Mr. Timpson: It falls to me to speak to new clauses 14 and 40, which stand in the names of hon. Members from all parties on the Committee. It would be remiss of me not to say to you, Mr. Pope, that it has been a delight to serve under your chairmanship on my first Committee.
The new clauses deal with two principal issues. The first is the requirement that local authorities continue payments to a foster carer or foster carers until a determination is reached regarding an allegation made against them. The second is the protection of the identity of foster carers who are subject to complaints. There is a general consensus in the Committee that social workers have not been valued and that that needs to be recognised in the legislation. It seems to me and my colleagues that the same can be said of foster carers. I should say at the outset that the welfare and protection of children in public care is the primary consideration at the core of the new clauses.

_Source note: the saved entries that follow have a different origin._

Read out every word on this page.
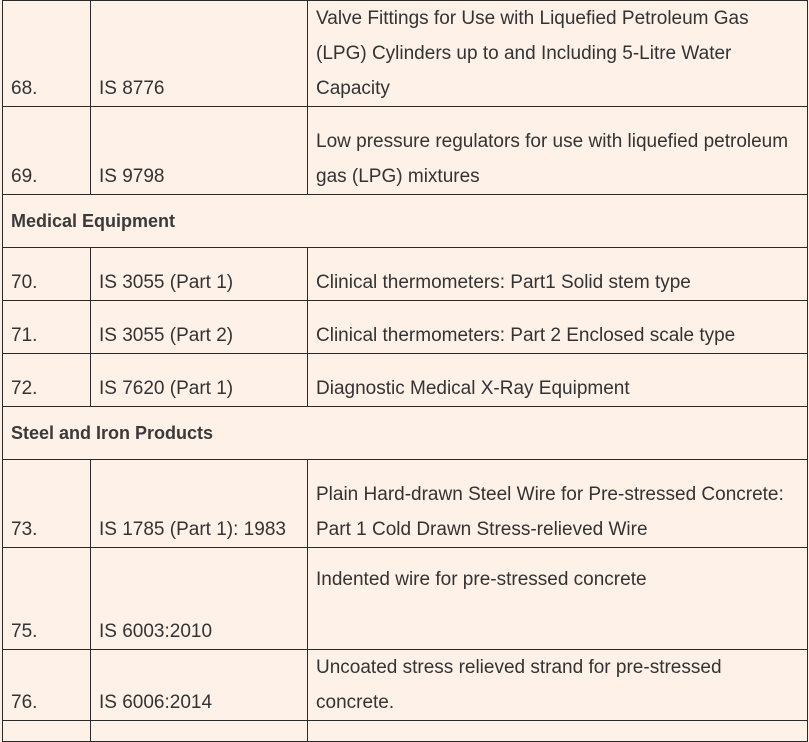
68.	IS 8776	Valve Fittings for Use with Liquefied Petroleum Gas (LPG) Cylinders up to and Including 5-Litre Water Capacity
69.	IS 9798	Low pressure regulators for use with liquefied petroleum gas (LPG) mixtures
Medical Equipment		
70.	IS 3055 (Part 1)	Clinical thermometers: Part1 Solid stem type
71.	IS 3055 (Part 2)	Clinical thermometers: Part 2 Enclosed scale type
72.	IS 7620 (Part 1)	Diagnostic Medical X-Ray Equipment
Steel and Iron Products		
73.	IS 1785 (Part 1): 1983	Plain Hard-drawn Steel Wire for Pre-stressed Concrete: Part 1 Cold Drawn Stress-relieved Wire
75.	IS 6003:2010	Indented wire for pre-stressed concrete
76.	IS 6006:2014	Uncoated stress relieved strand for pre-stressed concrete.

It is important to say that foster carers provide a valuable and vital service that is complex and highly specialised. They perform a hugely demanding role, and many do so full time. Given those demands, foster carers often receive no earnings through employment or lose earnings through reduced hours. They therefore make an enormous commitment.
The dearth of foster carers has been a theme during our consideration of the Bill. In 2000, the book Delivering Foster Care made it clear how deep that dearth was, saying:
In order to meet the demand for placement and to ensure a choice of placements that can best meet childrens needs, at least 10,000 more foster carers are needed in the UK.
That was said in 2000, but it remains true today. What makes those figures even more pertinent, however, is that the current population of foster carers is ageing, with one fifth over 56and that includes my own parents.
If we are to increase the pool of foster carers, we need to send out a signal that we are on their side. One reason for the lack of take-up is the lack of protection afforded to foster carers in carrying out their role and particularly during the investigation of allegations. Unlike members of the teaching profession, foster carers do not benefit from such protection, and the consequences are potentially hugely damaging, not only for the individual foster carer, but for the fostering service as a whole. Any foster carer who has been through the investigative process, as a third of all foster carers have, will say two things: first, that it is a tremendously traumatic experience that leaves them in constant fear of further allegations and undue public vilification; and secondly, that the financial impact can be devastating.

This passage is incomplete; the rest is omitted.